Wanted: Warm bed, lots of belly rubs and scratching between the ears, someone to play with and love unconditionally as only a dog can.
Likes: walking, cuddling, playing fetch, other dogs, people, treats, escaping from the yard then waiting outside the fence to be let back in.
This is my little man. I found two weeks ago a block away from my house. Pippi and I see stray dogs on a regular basis, and normally we just keep going. This guy, though, was just too sweet for words. And he was hungry. I got him some food and wondered if he was the same dog I'd seen a couple of times in my neighborhood weeks before. Worried that he'd been out for a while, I took him home, figuring I could at least make sure he was fed and safe for the night before taking him to the pound the next day during my lunch break.
The thing is, I know the likely outcome of dogs that go to the pound, and even though this little guy is, like, the best dog ever, I knew it probably wouldn't make a difference. My lunch break came and went. The little guy stayed.
For two weeks I put up fliers, posted his picture on Facebook and Twitter and advertised him on Craigslist and other groups. I asked people who I thought might want a dog if they wanted this particular cutie. I found a no-kill shelter that had space as a last resort.
After two weeks and no one came forward, I called the no-kill shelter. The owner said no. I asked myself one more time if I could keep him. The responsible side of me said no. I almost took him to the pound right then because putting it off felt a little bit like walking toward my own death.
Instead, the three of us had one last night -- a long walk, playing ball, Pippi and the little man wrestling, extra treats, lots of ear scratching. And I woke up to this.

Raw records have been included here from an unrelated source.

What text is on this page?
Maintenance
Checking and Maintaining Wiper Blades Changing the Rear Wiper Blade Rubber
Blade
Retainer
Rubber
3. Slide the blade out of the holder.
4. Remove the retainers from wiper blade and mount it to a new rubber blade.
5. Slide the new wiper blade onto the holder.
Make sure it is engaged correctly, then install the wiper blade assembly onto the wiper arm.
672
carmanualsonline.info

And then I had to walk away as he stood on the counter, shaking with fear, probably wondering why this person who he trusted was leaving him in this scary place. It was the worst feeling.
I should have written this post before, when I still had him, but it's not too late. Animal Services keeps all dogs for a minimum of three days, then if they're healthy and adoptable they put them on the adoption track. I have to believe this little guy is adoptable. Don't you want that cute face in your life?
If you do -- and how could you not? -- here's how to save him:
Please go to Lubbock Animal Services (3323 SE Loop 289) and tell them you're looking for a little tan and white dog, male, who came in on Tuesday (May 12) with a woman who said he was a stray but couldn't stop herself from crying. The employee wrote down that he was some kind of basset hound mix, though that was just a guess. His nose has a little pink. If you need help, I'll go with you and make sure you find my little man.
And hurry! He's only guaranteed a place through Friday.
If you already own a dog:
Put a collar on it, microchip it and do everything you can to escape-proof your backyard. And for heaven's sake, do not put your dog in an unfenced front yard without restraint of some kind, because as soon as another dog, an interesting-looking person or a butterfly passes, your dog is running away. Even if you're out there with him, you're doing a little chasing.
And please, please if your dog does run away, look for it. Every time I see a dog on the side of the road, a part of my soul dies.
Spay or neuter your dog.
If you want a dog:
Don't go to a pet shop or a breeder. Go to your local animal shelter, the Humane Society or a nonprofit or rescue organization. So many cute, sweet dogs need good homes. You don't need a purebred dog to find a good companion, a cuddler, a smart animal who can be trained or the most adorable pooch of any size.
Know what you're getting into. Dogs are a commitment. They should live for 10-15 years, and they need food, exercise and companionship. When you adopt a dog, you're becoming its pack. It's not a goldfish you can feed, change the water and be done. Your dog needs love, time and attention. Be prepared to give it some. The good thing is, all the love comes right back at you in slobbery kisses, a warm body to cuddle with and a reason to go running on days when you'd rather not. (Or, if you're not into running, find a dog who wants to hang with you on the couch. They are out there.)